1. Saya bersyukur kehadrat Allah S.W.T. kerana dengan limpah, kurnia dan izinNya maka dapat kita berkumpul di sini pada pagi ini. Saya ingin mengucapkan terima kasih kepada pihak penganjur kerana memberi penghormatan kepada saya untuk memberi ucapan, seterusnya merasmikan institusi pendidikan yang baru ini.
2. The government has always regarded education as central to national development. Not surprisingly, the issue of education consumes much of the government's time, effort and money - some would even go so far to say that education appears to be a pre-occupation for the government. But the government not only considers our commitment to education necessary, we think it has been more than worthwhile. Our nation's progress and development thus far owes much to the wisdom and foresight of our leaders in placing emphasis and priority in this area. The government, since the earliest days of independence, has always sought to provide quality opportunities to Malaysians to equip themselves with the right skills and knowledge to thrive and succeed. Let me assure you that this focus on education will continue. In fact, with the onslaught of globalisation, liberalisation and scientific progress, we will continue to increase and intensify our efforts in education as we attempt to join the league of developed nations by 2020.

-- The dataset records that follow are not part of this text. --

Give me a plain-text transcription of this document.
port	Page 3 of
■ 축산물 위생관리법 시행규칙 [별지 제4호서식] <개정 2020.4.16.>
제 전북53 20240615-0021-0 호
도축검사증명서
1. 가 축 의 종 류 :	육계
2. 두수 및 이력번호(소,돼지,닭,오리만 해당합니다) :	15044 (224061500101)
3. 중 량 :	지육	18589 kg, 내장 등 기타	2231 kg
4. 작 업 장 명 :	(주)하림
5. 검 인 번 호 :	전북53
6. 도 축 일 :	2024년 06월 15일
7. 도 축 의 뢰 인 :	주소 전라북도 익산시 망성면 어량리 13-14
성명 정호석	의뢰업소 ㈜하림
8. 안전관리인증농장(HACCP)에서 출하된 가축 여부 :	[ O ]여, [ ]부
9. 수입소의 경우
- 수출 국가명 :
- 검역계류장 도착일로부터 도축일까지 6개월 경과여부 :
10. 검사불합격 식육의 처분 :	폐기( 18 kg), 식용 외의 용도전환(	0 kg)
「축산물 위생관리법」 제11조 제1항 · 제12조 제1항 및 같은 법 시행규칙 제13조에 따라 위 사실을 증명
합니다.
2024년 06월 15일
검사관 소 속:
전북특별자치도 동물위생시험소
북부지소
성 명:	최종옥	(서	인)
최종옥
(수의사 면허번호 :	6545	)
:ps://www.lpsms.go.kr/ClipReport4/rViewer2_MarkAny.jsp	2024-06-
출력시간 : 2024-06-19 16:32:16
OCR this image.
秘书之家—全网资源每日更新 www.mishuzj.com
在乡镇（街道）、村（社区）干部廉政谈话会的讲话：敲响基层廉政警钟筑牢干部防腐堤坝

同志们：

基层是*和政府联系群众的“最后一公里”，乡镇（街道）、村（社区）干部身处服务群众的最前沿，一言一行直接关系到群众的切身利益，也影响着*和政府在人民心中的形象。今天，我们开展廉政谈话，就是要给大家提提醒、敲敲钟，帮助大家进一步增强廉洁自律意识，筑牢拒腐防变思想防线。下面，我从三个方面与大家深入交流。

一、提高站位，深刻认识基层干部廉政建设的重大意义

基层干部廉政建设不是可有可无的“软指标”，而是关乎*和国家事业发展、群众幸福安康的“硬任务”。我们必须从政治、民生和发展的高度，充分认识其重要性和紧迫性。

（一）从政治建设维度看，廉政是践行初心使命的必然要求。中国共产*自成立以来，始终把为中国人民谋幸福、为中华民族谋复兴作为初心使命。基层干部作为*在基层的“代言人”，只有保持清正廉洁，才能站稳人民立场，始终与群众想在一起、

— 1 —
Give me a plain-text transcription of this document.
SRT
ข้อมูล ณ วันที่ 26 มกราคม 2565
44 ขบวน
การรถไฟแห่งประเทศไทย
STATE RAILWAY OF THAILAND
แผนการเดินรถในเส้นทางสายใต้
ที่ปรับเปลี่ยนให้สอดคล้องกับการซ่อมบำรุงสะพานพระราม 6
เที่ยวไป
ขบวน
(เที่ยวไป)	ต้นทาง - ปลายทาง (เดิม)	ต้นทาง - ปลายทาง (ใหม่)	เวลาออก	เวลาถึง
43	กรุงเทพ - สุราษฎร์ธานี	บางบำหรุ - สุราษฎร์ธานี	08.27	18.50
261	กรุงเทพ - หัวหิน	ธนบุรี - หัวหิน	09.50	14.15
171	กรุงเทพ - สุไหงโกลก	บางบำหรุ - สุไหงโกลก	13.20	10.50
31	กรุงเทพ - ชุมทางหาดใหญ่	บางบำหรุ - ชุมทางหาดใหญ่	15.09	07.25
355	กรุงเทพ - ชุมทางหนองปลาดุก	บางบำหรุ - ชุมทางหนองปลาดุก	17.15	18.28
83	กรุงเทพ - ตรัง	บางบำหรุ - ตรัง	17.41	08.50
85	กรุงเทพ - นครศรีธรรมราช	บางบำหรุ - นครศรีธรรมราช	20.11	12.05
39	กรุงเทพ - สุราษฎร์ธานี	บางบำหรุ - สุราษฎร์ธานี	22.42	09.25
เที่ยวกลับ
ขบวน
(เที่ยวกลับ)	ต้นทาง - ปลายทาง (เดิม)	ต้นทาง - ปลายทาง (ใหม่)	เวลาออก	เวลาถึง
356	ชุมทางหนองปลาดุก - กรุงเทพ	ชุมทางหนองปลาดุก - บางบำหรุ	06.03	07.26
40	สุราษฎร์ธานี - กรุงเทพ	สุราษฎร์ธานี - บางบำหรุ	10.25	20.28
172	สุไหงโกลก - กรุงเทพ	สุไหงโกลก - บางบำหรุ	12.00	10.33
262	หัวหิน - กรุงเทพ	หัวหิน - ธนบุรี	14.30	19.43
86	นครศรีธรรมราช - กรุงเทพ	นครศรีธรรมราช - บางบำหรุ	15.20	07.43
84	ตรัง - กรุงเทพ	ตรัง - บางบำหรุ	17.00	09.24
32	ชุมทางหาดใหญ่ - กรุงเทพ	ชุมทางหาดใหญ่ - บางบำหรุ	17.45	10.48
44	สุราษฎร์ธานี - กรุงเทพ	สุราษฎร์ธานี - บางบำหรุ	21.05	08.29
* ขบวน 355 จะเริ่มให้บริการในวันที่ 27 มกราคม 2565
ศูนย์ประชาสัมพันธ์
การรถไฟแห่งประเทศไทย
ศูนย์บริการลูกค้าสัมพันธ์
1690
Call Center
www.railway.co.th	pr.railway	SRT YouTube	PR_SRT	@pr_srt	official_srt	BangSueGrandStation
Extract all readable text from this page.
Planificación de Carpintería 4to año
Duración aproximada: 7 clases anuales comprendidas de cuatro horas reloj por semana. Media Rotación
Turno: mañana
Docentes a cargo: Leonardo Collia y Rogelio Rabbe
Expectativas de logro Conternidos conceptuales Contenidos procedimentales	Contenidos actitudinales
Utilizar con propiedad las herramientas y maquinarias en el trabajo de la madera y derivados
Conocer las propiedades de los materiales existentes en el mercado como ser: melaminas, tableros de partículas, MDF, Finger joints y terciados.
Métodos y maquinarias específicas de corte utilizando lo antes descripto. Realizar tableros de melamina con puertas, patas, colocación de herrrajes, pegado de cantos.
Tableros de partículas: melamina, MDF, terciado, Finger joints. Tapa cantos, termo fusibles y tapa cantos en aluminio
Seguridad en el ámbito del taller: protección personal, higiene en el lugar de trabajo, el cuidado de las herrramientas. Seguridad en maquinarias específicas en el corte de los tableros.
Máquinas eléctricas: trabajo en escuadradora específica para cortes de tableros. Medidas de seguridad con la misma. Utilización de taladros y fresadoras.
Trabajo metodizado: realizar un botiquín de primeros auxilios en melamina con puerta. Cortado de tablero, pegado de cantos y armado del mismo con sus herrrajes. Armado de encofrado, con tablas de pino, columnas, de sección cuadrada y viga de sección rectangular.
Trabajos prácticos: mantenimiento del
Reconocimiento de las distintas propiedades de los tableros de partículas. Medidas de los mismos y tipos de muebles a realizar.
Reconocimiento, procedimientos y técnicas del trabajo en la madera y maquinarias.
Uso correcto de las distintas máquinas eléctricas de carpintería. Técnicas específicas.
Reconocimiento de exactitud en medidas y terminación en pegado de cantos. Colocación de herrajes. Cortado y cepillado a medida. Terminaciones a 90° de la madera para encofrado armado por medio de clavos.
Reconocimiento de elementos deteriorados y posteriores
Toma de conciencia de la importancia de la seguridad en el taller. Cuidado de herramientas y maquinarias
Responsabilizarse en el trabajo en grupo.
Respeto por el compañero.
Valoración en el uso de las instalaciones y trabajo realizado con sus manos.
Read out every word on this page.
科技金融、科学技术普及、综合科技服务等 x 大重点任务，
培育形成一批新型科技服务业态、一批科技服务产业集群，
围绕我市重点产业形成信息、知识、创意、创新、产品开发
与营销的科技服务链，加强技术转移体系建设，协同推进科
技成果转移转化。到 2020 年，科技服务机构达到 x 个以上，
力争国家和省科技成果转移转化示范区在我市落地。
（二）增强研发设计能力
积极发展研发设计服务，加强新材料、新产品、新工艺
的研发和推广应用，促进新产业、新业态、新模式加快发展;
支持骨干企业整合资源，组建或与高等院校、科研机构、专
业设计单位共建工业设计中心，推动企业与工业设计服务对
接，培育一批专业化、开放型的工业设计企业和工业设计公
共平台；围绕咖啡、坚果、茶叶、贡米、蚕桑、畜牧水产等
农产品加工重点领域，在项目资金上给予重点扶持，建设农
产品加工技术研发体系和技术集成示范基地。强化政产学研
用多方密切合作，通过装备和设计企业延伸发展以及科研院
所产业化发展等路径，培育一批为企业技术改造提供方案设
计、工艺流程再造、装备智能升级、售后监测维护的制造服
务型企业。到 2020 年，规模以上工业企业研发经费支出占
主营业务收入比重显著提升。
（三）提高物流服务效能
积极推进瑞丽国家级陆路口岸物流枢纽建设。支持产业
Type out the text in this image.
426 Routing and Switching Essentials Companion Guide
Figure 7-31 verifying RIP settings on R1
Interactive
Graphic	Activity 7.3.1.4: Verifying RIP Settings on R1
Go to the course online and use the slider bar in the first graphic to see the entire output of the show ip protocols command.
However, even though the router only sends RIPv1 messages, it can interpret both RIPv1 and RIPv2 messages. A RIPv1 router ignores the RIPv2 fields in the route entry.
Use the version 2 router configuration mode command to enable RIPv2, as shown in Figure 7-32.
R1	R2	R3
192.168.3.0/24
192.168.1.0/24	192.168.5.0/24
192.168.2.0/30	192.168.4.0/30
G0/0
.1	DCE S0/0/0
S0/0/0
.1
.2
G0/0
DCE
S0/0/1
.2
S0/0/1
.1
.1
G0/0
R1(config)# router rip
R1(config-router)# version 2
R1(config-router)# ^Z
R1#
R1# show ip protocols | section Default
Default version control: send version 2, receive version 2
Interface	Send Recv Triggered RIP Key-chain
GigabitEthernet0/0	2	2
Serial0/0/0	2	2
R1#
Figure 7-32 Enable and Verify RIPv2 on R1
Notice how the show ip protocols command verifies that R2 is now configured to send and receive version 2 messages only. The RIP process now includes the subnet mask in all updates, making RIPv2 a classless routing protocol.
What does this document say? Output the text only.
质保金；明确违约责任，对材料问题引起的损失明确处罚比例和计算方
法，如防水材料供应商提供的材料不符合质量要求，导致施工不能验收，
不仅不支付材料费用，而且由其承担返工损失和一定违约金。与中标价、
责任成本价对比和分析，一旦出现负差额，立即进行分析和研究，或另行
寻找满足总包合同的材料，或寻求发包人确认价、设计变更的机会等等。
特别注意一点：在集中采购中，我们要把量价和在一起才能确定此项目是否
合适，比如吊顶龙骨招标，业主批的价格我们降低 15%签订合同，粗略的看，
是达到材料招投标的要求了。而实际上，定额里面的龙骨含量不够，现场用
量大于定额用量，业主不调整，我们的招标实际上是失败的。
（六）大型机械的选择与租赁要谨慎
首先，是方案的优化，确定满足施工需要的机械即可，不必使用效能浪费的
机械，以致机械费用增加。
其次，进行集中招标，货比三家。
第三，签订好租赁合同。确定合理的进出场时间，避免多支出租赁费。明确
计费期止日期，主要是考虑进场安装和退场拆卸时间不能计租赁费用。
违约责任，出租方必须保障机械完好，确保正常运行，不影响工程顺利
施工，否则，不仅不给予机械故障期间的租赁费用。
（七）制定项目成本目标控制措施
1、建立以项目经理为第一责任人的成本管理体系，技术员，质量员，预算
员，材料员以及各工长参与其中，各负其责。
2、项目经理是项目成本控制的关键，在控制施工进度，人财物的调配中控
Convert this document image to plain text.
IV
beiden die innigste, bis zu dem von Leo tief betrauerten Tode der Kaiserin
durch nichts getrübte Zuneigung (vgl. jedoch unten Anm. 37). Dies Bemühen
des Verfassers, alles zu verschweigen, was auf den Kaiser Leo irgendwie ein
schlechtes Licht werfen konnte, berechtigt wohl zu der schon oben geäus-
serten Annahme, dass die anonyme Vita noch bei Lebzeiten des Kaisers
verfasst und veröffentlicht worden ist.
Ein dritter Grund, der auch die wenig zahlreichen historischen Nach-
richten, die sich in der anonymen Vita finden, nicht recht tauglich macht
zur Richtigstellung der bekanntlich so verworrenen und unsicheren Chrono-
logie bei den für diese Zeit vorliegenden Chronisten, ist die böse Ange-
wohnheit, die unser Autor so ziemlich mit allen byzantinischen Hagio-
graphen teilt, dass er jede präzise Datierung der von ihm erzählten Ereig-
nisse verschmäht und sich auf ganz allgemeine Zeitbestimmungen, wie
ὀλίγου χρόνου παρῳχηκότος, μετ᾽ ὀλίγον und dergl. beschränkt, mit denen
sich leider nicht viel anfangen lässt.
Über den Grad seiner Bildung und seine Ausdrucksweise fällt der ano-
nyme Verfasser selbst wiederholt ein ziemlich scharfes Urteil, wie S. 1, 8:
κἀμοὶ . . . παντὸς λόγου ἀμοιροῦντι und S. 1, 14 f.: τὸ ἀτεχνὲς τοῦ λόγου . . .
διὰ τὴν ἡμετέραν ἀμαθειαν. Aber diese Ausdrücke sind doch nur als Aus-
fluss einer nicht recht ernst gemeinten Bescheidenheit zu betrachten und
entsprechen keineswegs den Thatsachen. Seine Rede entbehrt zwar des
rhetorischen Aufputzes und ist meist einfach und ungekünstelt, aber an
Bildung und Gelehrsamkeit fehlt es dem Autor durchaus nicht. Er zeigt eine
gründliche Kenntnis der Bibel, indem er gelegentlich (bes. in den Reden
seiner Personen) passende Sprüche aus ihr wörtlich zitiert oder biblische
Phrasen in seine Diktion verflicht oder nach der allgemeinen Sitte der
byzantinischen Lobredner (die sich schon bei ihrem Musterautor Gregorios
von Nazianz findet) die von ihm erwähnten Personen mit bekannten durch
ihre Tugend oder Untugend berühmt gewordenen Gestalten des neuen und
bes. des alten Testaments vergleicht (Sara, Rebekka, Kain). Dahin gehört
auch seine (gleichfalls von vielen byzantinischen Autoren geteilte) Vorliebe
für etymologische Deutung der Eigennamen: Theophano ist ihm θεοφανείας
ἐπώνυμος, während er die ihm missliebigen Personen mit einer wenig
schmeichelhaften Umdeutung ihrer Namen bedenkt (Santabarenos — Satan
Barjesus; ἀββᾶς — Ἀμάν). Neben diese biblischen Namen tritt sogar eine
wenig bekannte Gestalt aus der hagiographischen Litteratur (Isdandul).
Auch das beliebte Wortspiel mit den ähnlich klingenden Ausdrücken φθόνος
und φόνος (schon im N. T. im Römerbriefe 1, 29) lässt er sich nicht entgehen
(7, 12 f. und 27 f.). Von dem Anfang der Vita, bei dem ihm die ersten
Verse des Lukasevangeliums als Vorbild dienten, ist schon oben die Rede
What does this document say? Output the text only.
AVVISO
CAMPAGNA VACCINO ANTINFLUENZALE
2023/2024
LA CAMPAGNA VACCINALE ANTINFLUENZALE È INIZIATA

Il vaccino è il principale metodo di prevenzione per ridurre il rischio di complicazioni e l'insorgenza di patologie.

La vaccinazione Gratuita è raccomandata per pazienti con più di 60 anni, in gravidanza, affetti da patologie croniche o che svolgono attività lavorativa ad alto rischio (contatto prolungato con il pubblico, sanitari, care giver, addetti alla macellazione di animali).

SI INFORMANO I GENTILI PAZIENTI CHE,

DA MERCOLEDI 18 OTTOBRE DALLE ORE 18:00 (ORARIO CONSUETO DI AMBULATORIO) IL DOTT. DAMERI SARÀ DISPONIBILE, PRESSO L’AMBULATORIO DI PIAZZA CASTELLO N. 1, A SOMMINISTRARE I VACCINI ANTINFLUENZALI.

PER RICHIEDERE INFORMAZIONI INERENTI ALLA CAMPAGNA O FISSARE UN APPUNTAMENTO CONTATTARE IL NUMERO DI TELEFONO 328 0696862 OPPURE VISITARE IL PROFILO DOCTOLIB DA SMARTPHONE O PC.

3. The effort to educate our citizens, particularly the younger generation, must be borne by all quarters in the country. The government alone cannot produce the critical mass of knowledge workers needed to fuel the economy. We therefore appreciate and applaud the proactive approach of private education institutions like TPM Academy, which seek to offer high quality academic programmes and produce graduates equipped with the latest knowledge and skills.
4. Since the introduction of the private higher education institution act 1996 by the government, private higher education has flourished in the country. Statistics show that there were 156 private higher education institutions in the country in 1992. Within 10 years, that number has grown to 706 private higher education institutions. I am told that up to January of this year, about 36,000 international students have enrolled in our private higher education institutions. Our plans to develop Malaysia as a centre for educational excellence are bearing some fruit. But much more must be done about the range and quality of private higher education in Malaysia before we can proceed further.
5. We must recognise that innovation and creativity are now the core values of the new economy and that intellectual capital is the key source of competitive advantage. Mastery over science and technology will also shape our future progress and development. As such, private higher education in Malaysia must not only impart `hard' knowledge, particularly in the sciences, but also inculcate positive values such as life-long learning, creativity and innovation, competitiveness, as well as the relentless pursuit of new knowledge. When knowledge is accompanied with the right values, then true advancement can take place.
6. The Malaysian government will continue to encourage private educational institutions here to enhance their capacity in tertiary education, particularly those institutions focusing on science and technology. The government's overall aim is to achieve 60 percent of enrollment in science and technology subjects across both public and private higher education institutions by 2005. Public universities and colleges are therefore giving science and technology greater emphasis, and I hope private sector institutions will rise up to this challenge and follow suit.
7. In addition, I hope Malaysian universities and colleges will intensify their work in research and development, take up the commercialisation of such research, as well as provide consultancy and advisory services to businesses and other organisations. In this regard, the linkages between local educational institutions and industry must continue to be strengthened so that pure theory and innovation can be developed into useful goods and services for sale in the local and international markets.
8. Given that developments currently occur at an astounding pace, particularly when it comes to new technology, I hope that all educational institutions would be nimble and responsive towards the changing needs of the market and community at large. All courses and programs should be industry-driven and be up-to-date with the latest information. Local institutions should also utilise the latest technology in educating students. Teaching facilities and lecturers should be of high quality to guarantee high performance and strong results. Furthermore, educational institutions should be managed effectively and efficiently to ensure that their objectives are accomplished. In this regard, the government, through the national accreditation board, will continue to enforce the highest standards to ensure that education in Malaysia continues to be credible and of high calibre.
9. I am pleased to note that TPM Academy will be providing training opportunities to not only school leavers, but also to industry professionals who need to sharpen their skills, particularly in advanced technology. As industries today have shifted towards activities utilising sophisticated and leading- edge technology, the demand for trained and competent personnel has risen tremendously. Indeed, the need for skilled manpower becomes even more urgent when local industries compete in the global market.
10. As such, I hope TPM Academy will play its part to enhance the nation's human resource base, particularly in the use of advanced technology in industry. Malaysian workers must always seek to increase their productivity and their capacity to add value through the use of the latest technology and techniques available on the market. Only when this is done can we hope to enhance the nation's competitiveness and continue to progress and develop.
11. On that note, it is my pleasure and privilege to officially launch the Technology Park Malaysia Academy.